WH’s Leavitt Battles FNC’s Kurtz Over AP Lawsuit, Changes to New Press Pool

March 3rd, 2025 4:23 PM

White House Press Secretary Karoline Leavitt appeared Sunday on the Fox News Channel’s MediaBuzz and debated host Howard Kurtz on a slew of subjects over two segments, including the Associated Press hubbub over its ban from the press pool (the smaller, rotating group of journalists that follow the President to smaller events and on Air Force One) and the press shop taking over the pool’s make-up.

On the AP lawsuit and the Gulf of America/Gulf of Mexico name change, Kurtz framed the back-and-forth as “the White House trying to dictate the editorial stance of an independent media outlet,” but Leavitt countered this was keeping a promise she made in her first briefing that “we were going to hold news media outlets accountable if they were pushing lies.”

 

 

Leavitt pointed out the AP was who took this matter to court (thinking their lack of pool access was a danger to the First Amendment) and lost the first round with the judge ruling, in her summation, “it is not a right of any news organization to walk into the Oval Office[.]”
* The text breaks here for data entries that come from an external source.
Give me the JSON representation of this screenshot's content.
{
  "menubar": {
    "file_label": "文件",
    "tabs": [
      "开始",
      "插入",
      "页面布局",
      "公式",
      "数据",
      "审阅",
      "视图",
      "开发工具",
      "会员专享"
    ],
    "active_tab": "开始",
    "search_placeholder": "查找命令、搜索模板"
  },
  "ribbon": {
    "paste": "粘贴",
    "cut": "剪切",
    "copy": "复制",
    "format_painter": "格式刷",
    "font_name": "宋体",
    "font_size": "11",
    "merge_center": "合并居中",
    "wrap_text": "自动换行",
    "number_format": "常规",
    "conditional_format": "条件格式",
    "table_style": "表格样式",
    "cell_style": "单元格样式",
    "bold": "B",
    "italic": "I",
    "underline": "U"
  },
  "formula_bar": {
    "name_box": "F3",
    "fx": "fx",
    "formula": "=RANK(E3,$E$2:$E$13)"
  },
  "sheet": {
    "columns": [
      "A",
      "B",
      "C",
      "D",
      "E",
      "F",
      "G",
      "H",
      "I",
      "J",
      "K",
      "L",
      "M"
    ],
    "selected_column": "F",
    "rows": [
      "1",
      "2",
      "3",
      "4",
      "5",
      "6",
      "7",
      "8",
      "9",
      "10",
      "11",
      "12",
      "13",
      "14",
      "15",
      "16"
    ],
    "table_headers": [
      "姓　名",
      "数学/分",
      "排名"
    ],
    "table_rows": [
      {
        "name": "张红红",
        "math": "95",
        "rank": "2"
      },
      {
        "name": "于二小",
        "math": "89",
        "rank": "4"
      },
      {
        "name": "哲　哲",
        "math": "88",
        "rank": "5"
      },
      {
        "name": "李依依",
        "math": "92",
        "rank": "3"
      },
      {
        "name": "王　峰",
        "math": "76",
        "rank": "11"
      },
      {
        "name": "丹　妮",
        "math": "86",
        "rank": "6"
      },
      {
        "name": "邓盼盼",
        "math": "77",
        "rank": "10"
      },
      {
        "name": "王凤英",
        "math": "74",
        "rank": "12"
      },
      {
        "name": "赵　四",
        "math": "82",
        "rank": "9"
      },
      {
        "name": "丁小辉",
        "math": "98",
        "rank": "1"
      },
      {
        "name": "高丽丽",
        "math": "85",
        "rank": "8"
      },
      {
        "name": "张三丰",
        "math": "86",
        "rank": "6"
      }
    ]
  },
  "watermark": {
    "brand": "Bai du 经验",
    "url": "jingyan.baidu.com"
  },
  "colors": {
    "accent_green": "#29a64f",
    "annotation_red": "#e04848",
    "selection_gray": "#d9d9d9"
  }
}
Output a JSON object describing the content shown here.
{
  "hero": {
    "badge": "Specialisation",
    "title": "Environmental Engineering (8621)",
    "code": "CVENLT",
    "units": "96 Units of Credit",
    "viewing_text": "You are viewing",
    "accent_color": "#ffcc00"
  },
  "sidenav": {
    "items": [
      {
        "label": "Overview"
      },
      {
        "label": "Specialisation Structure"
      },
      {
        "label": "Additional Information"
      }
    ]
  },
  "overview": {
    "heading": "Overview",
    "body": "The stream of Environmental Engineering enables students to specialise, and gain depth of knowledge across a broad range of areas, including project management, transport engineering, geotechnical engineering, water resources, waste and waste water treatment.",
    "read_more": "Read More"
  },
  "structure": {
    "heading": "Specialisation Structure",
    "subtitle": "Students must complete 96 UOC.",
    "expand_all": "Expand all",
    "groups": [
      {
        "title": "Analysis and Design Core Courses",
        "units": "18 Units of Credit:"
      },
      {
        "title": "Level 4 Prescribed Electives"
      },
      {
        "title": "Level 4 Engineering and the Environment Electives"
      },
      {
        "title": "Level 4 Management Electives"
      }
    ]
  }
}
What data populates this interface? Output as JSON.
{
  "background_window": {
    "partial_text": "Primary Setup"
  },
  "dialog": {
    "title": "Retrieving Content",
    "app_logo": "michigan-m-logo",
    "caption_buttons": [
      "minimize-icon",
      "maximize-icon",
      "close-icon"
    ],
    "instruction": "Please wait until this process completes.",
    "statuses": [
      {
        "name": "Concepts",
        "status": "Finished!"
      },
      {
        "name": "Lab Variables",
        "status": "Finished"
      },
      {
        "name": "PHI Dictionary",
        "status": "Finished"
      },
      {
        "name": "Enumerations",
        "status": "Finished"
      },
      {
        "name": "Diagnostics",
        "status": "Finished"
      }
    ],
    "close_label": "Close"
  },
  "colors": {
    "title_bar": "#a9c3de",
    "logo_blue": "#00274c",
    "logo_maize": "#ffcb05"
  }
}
She also emphasized the AP is still welcome on White House grounds, including the Briefing Room and that covering the White House is a “privilege,” not a right:

The Associated Press still has their credentials. They are still loud — allowed to cover the White House. They are still in the brief room with me, I have taken questions from them. The only privilege that has been revoked is that privilege of going into the Oval Office, being part of that corps, 13 press pool members and not every outlet has the ability to go in there every single day like the Associated Press has for decades. It’s a privilege. We’re opening up that privilege to other outlets who deserve a seat at that table.
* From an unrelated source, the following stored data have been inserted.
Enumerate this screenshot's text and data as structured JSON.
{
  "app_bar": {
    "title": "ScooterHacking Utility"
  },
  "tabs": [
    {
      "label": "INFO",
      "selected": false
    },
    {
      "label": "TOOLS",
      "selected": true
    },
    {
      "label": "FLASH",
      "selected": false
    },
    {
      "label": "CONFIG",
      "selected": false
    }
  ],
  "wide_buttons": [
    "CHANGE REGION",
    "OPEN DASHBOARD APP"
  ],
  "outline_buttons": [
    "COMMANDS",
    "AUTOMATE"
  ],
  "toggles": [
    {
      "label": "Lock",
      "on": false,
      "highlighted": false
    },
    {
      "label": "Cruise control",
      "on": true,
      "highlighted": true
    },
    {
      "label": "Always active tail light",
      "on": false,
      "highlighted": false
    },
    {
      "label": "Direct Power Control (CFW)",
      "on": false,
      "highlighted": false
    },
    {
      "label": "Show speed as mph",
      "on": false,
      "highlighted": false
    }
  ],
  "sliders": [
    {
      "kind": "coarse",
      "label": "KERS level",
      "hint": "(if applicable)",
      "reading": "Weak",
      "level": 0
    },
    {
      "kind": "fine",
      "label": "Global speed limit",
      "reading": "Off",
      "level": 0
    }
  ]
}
Kurtz made clear his feelings about the pool from the top of the show, explaining the press and White House Correspondents Association (WHCA) were right to be “up in arms about a major change to the White House pool” because “White House officials will grant this privilege mainly to friendly reporters who have sympathetic questions.”
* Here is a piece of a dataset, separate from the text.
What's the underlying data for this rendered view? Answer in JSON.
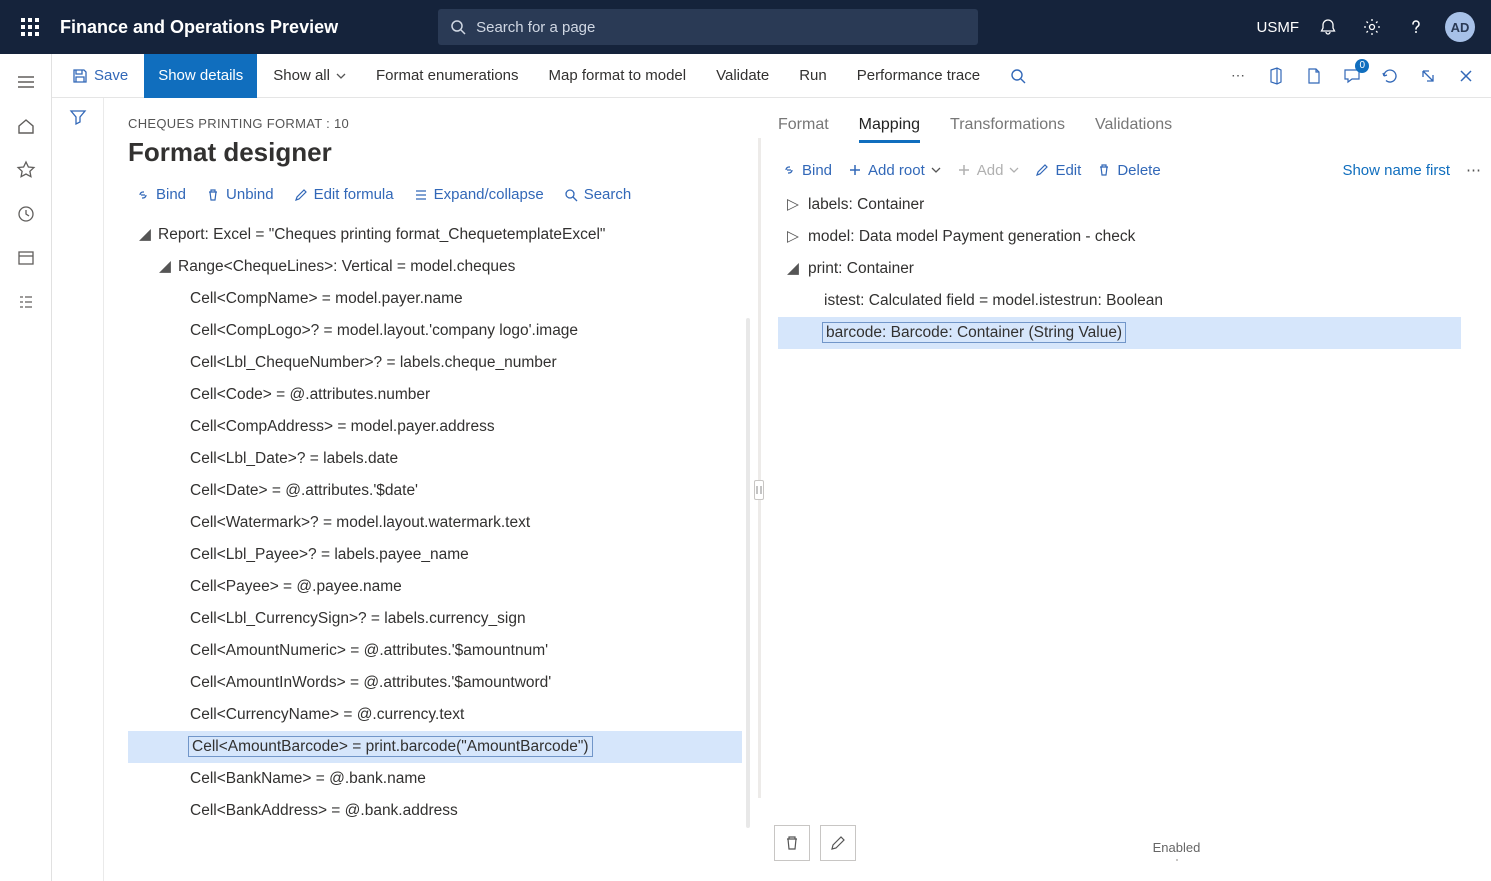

He also argued the WHCA should remain in power of who gets access to the President because “the big media companies pay most of the charges for flying on Air Force One[.]”

 

 

At another point, Kurtz brought up the press pool and said she could be looking to bar “legacy media outlets as part of the pool, largely picking friendly reporters who will ask friendly question.”

Leavitt said she’d “have to fundamentally disagree” noted two of their more recent poolers were vehemently anti-Trump outlets in The Independent and the Los Angeles Times on the print side and CNN as a TV pooler (on both Friday and Saturday).

“This is not about revoking the right of — of biased news organizations to be in the Oval Office or to cover this President. It’s simply about ending the monetized monopoly that the White House Correspondents’ Association has had over press coverage at the White House...The [WHCA] began more than 100 years ago. Certainly, the media and digital age has changed since the nine — early nineteen hundreds and we are simply trying to reflect that change,” she added.

Kurtz then defended the WHCA against claims of being “an elite group” because “its members are elected by the press corps at large to represent their interests and also there’s the question of who pays for flights on Air Force One as “a lot of people don’t know that the reporters are charged for that.”

Leavitt addressed both plus whether she still believes legacy media outlets have a role in the press corps (click “expand”):

LEAVITT: They are, yes, and they will continue to be. In terms of the issues that the White House Correspondents’ Association has since raised, saying that the Trump White House won’t be able to handle the logistics of this is frankly laughable to us. Because many of us inside of the Trump White House were just on President Trump’s historic campaign. There was no White House Correspondents’ Association helping us with that press coverage.

KURTZ: Right.

LEAVITT: We were putting together seven rallies a day across the country in multiple locations, and the press were traveling with us everywhere we went, so our team is well-equipped to burden these logistical challenges and we’ve already been doing that for several days throughout this week and we’ve opened up that access up to new voices while also maintaining the respect for the legacy media who have invested resources and who have covered this White House for decades —

KURTZ: Yeah.

LEAVITT: — and we respect that.

KURTZ: You’ve rightly pointed out that the President provides endless access to the mainstream media. I mean, he makes news, you know, 10 times a day.

LEAVITT: Every second.

KURTZ: Okay, but he’s continued to do a number of podcasts as he did during the campaign. So, are the old-line news outlets much less important now from your point of view?

LEAVITT: I think that they have a different place in this digital landscape and I think we need to recognize that Americans are consuming their news in very different ways than just tuning in to cable television at night and President Trump recognizes that as well, but very much —

KURTZ: You don’t have a problem with tuning into cable, I hope.

LEAVITT: — no, no, trust me, I have cable on my office at the White House all day every day.

Kurtz closed by jokingly saying she “clearly [went] too far and cross[ed] the line in saying that you and the President are having fun, but the media don’t want you to have fun.”

 

 

Leavitt clapped back that “we are having fun” while “the media are having a hard time covering a President who is genuinely having fun when they do have an inherent bias against him” that’s “ingrained in their own personal opinions of the President.”